History

United Kingdom
- Name: Abeona
- Namesake: Abeona
- Builder: Newcastle-upon-Tyne
- Launched: 22 March 1811
- Fate: 1820; fire at sea

General characteristics
- Tons burthen: 32375⁄94, or 331 (bm)
- Propulsion: Sail
- Crew: 21 (at loss)
- Armament: 12 × 12-pounder carronades (1812)

= Abeona (1811 ship) =

UK merchant ship (1811–1820)

Abeona was launched at Newcastle-upon-Tyne in 1811. A fire at sea destroyed her in November 1820, killing many passengers and crew.

==Career==
Abeona appears in the 1812 Register of Shipping with Swan, master, T. Heron, owner, and trade Newcastle. In 1815 her master was Weynton, her owners J&T Dawson, and her trade London transport.

The Register of Shipping for 1820 (published in 1819), showed Abeona with Pritchard, master, Dawson & Co., owner, and trade London−Onega (possibly Onega, Russia). Lloyd's List reported on 23 June 1820 that Abeona, Prichard, master, had run aground at Quebec in May as she was sailing to London, but was got off without damage. The same issue had a report from Quebec dated 18 May that the transport Abeona had suffered some damage and would have to be hauled up for repairs.

The Register of Shipping for 1821 carried the same information as the 1820 volume as to master and owner, but Abeonas trade now was London transport.

==Fate==
The British government chartered Abeona to carry settlers to South Africa under the auspices of the government's 1820 Settlers scheme.

She gathered some 14 passengers in London and then sailed from there to Greenock. At Greenock on 7 October 1820 she took on 126 more.

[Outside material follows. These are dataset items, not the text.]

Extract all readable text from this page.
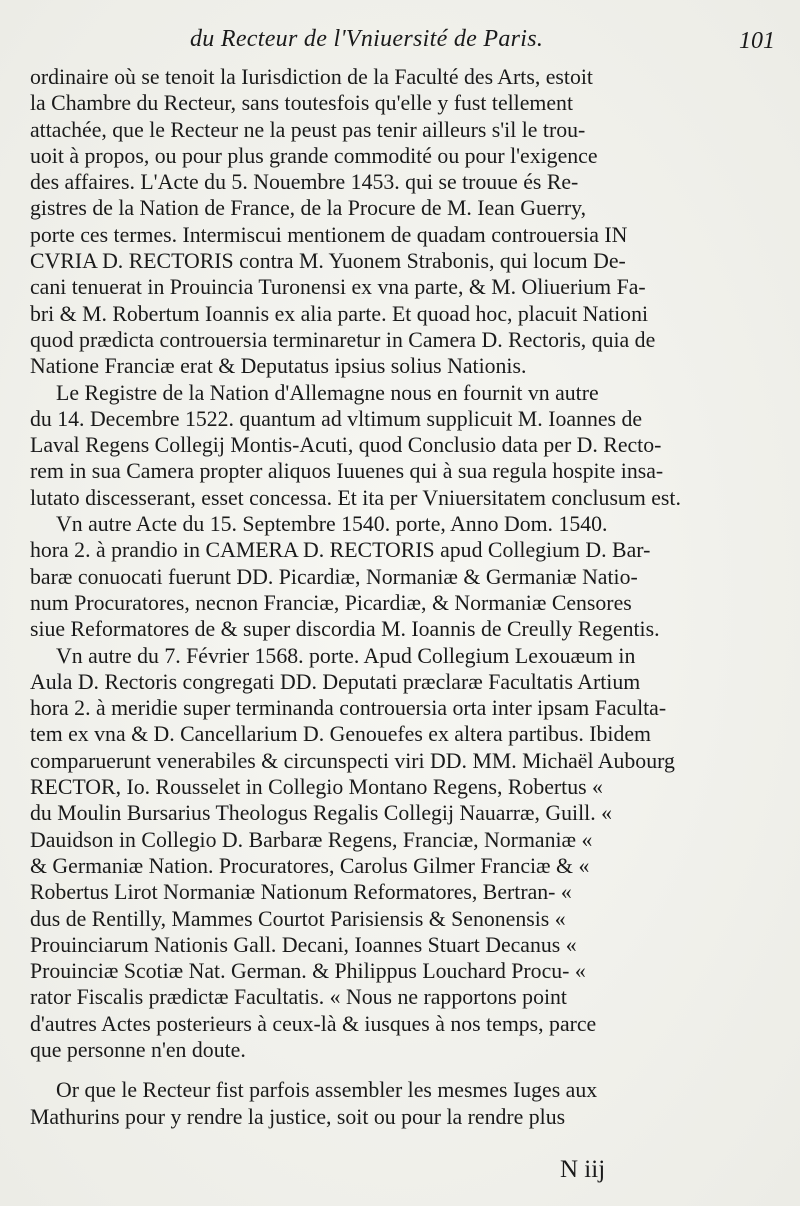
du Recteur de l'Vniuersité de Paris.	101
ordinaire où se tenoit la Iurisdiction de la Faculté des Arts, estoit
la Chambre du Recteur, sans toutesfois qu'elle y fust tellement
attachée, que le Recteur ne la peust pas tenir ailleurs s'il le trou-
uoit à propos, ou pour plus grande commodité ou pour l'exigence
des affaires. L'Acte du 5. Nouembre 1453. qui se trouue és Re-
gistres de la Nation de France, de la Procure de M. Iean Guerry,
porte ces termes. Intermiscui mentionem de quadam controuersia IN
CVRIA D. RECTORIS contra M. Yuonem Strabonis, qui locum De-
cani tenuerat in Prouincia Turonensi ex vna parte, & M. Oliuerium Fa-
bri & M. Robertum Ioannis ex alia parte. Et quoad hoc, placuit Nationi
quod prædicta controuersia terminaretur in Camera D. Rectoris, quia de
Natione Franciæ erat & Deputatus ipsius solius Nationis.
Le Registre de la Nation d'Allemagne nous en fournit vn autre
du 14. Decembre 1522. quantum ad vltimum supplicuit M. Ioannes de
Laval Regens Collegij Montis-Acuti, quod Conclusio data per D. Recto-
rem in sua Camera propter aliquos Iuuenes qui à sua regula hospite insa-
lutato discesserant, esset concessa. Et ita per Vniuersitatem conclusum est.
Vn autre Acte du 15. Septembre 1540. porte, Anno Dom. 1540.
hora 2. à prandio in CAMERA D. RECTORIS apud Collegium D. Bar-
baræ conuocati fuerunt DD. Picardiæ, Normaniæ & Germaniæ Natio-
num Procuratores, necnon Franciæ, Picardiæ, & Normaniæ Censores
siue Reformatores de & super discordia M. Ioannis de Creully Regentis.
Vn autre du 7. Février 1568. porte. Apud Collegium Lexouæum in
Aula D. Rectoris congregati DD. Deputati præclaræ Facultatis Artium
hora 2. à meridie super terminanda controuersia orta inter ipsam Faculta-
tem ex vna & D. Cancellarium D. Genouefes ex altera partibus. Ibidem
comparuerunt venerabiles & circunspecti viri DD. MM. Michaël Aubourg
RECTOR, Io. Rousselet in Collegio Montano Regens, Robertus «
du Moulin Bursarius Theologus Regalis Collegij Nauarræ, Guill. «
Dauidson in Collegio D. Barbaræ Regens, Franciæ, Normaniæ «
& Germaniæ Nation. Procuratores, Carolus Gilmer Franciæ & «
Robertus Lirot Normaniæ Nationum Reformatores, Bertran- «
dus de Rentilly, Mammes Courtot Parisiensis & Senonensis «
Prouinciarum Nationis Gall. Decani, Ioannes Stuart Decanus «
Prouinciæ Scotiæ Nat. German. & Philippus Louchard Procu- «
rator Fiscalis prædictæ Facultatis. « Nous ne rapportons point
d'autres Actes posterieurs à ceux-là & iusques à nos temps, parce
que personne n'en doute.
Or que le Recteur fist parfois assembler les mesmes Iuges aux
Mathurins pour y rendre la justice, soit ou pour la rendre plus
N iij
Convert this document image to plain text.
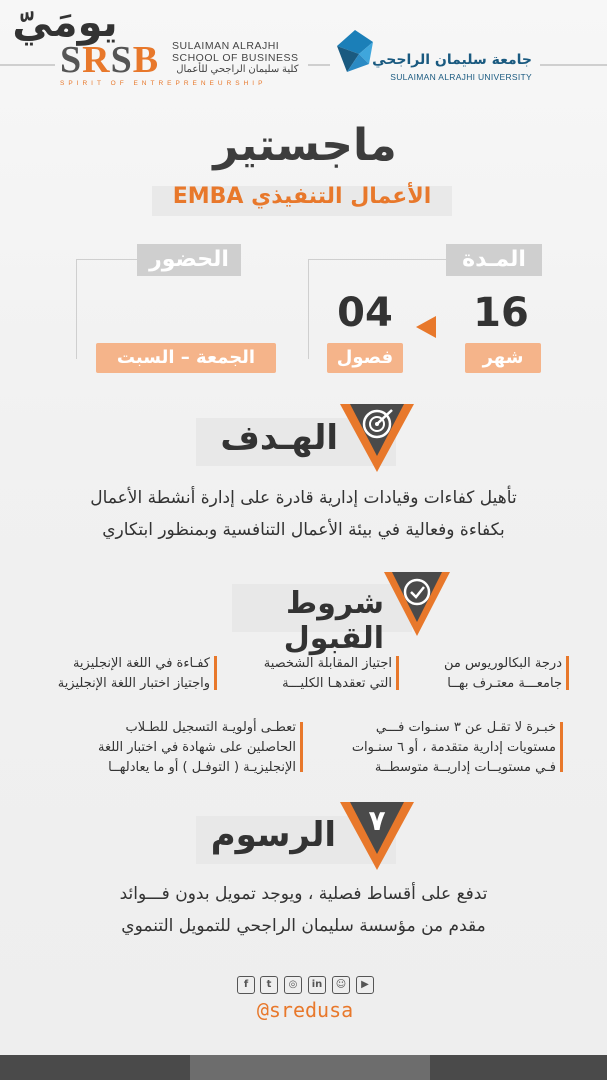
SRSB SULAIMAN ALRAJHI
SCHOOL OF BUSINESS
كلية سليمان الراجحي للأعمال
SPIRIT OF ENTREPRENEURSHIP
جامعة سليمان الراجحي
SULAIMAN ALRAJHI UNIVERSITY
ماجستير
الأعمال التنفيذي EMBA
الحضور
يومَيّ
الجمعة – السبت
المـدة
16
04
شهر
فصول
الهـدف
تأهيل كفاءات وقيادات إدارية قادرة على إدارة أنشطة الأعمال
بكفاءة وفعالية في بيئة الأعمال التنافسية وبمنظور ابتكاري
شروط القبول
درجة البكالوريوس من
جامعـــة معتـرف بهــا
اجتياز المقابلة الشخصية
التي تعقدهـا الكليـــة
كفـاءة في اللغة الإنجليزية
واجتياز اختبار اللغة الإنجليزية
خبـرة لا تقـل عن ٣ سنـوات فـــي
مستويات إدارية متقدمة ، أو ٦ سنـوات
فـي مستويــات إداريــة متوسطــة
تعطـى أولويـة التسجيل للطـلاب
الحاصلين على شهادة في اختبار اللغة
الإنجليزيـة ( التوفـل ) أو ما يعادلهــا
الرسوم	٧
تدفع على أقساط فصلية ، ويوجد تمويل بدون فـــوائد
مقدم من مؤسسة سليمان الراجحي للتمويل التنموي
f	t	◎	in	☺	▶
@sredusa
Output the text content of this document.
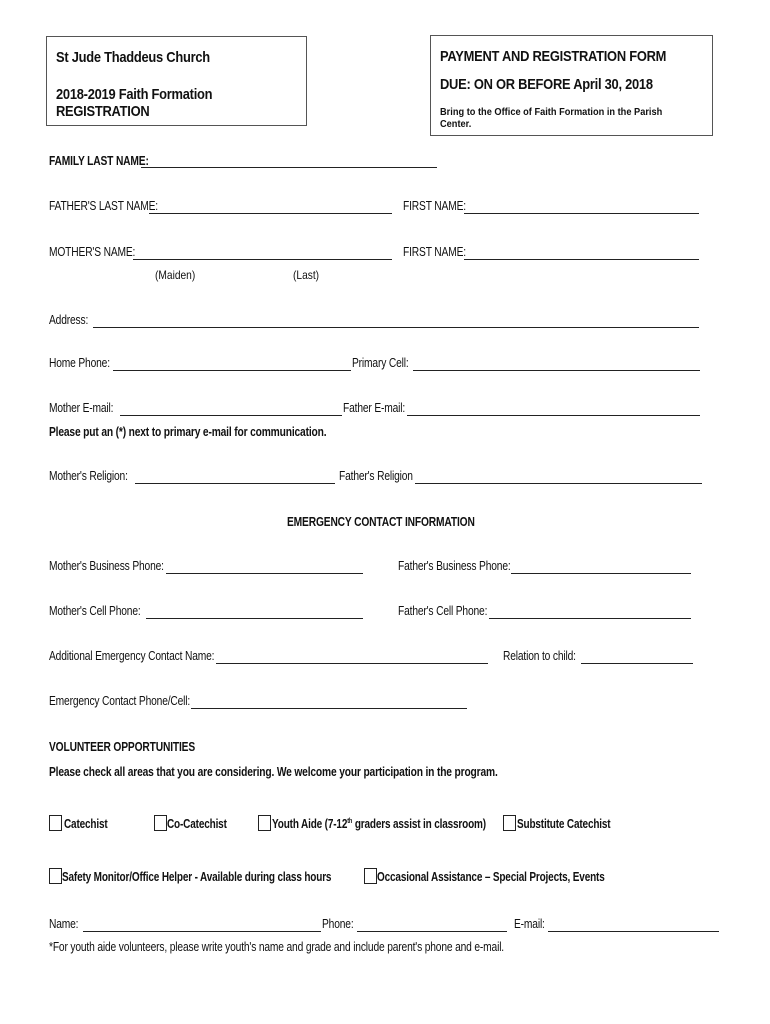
St Jude Thaddeus Church
2018-2019 Faith Formation REGISTRATION
PAYMENT AND REGISTRATION FORM
DUE: ON OR BEFORE April 30, 2018
Bring to the Office of Faith Formation in the Parish Center.
FAMILY LAST NAME:
FATHER'S LAST NAME:	FIRST NAME:
MOTHER'S NAME:	FIRST NAME:
(Maiden)	(Last)
Address:
Home Phone:	Primary Cell:
Mother E-mail:	Father E-mail:
Please put an (*) next to primary e-mail for communication.
Mother's Religion:	Father's Religion
EMERGENCY CONTACT INFORMATION
Mother's Business Phone:	Father's Business Phone:
Mother's Cell Phone:	Father's Cell Phone:
Additional Emergency Contact Name:	Relation to child:
Emergency Contact Phone/Cell:
VOLUNTEER OPPORTUNITIES
Please check all areas that you are considering. We welcome your participation in the program.
Catechist	Co-Catechist	Youth Aide (7-12th graders assist in classroom) Substitute Catechist
Safety Monitor/Office Helper - Available during class hours	Occasional Assistance – Special Projects, Events
Name:	Phone:	E-mail:
*For youth aide volunteers, please write youth's name and grade and include parent's phone and e-mail.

On 13 October she sailed from Greenock, bound for South Africa.

On 25 November she caught fire in the Atlantic Ocean. (The cause was the negligence of the mate, who took a naked candle into the storeroom. He died when he refused to leave the ship while there were still passengers aboard.) A number of the crew and passengers succeeded in getting into three boats. By chance the Portuguese ship Condessa da Ponte, Captain Joaquim Almeida, which was sailing from Bahia, came upon them the next day. She landed the survivors at Lisbon on 20 December 1820. She rescued 49 survivors, including Lieut. Mudge (the agent), Captain Pritchard, the ship's surgeon, 21 men, four women, 16 boys, and five girls. The report from Lisbon stated that 112 crew and passengers had died.

The brig Royal Charlotte, Hobson, master, bound for Greenock, stopped at Lisbon and took on board 16 of the 26 survivors who had boarded at Greenock. Ten male orphans remained in Lisbon under the care of the British Consul and the British Factory there. Royal Charlotte arrived at Greenock on 13 January 1822.

A letter from Greenock dated 15 January said "Arrived here yesterday, the Royal Charlotte, Hobson, from Lisbon, in 17 days, having on board the surgeon, second mate, carpenter, one seaman, and three boys; and also 22 emigrants, part of those saved by the boats from the wreck of the Abeona transport, Capt. PRITCHARD." (Note: Royal Charlotte, W. Hobson, master, of 261 tons (bm), had been launched at Cowes in 1789.)

In early 1821 sailed to Cape Town via Lisbon. In Lisbon she took on six survivors from Abeona and carried them to South Africa.

Abeona was one of 18 vessels that sailed in that year with settlers for South Africa under the scheme, and the only one to suffer misfortune; another seven vessels brought settlers under private arrangements.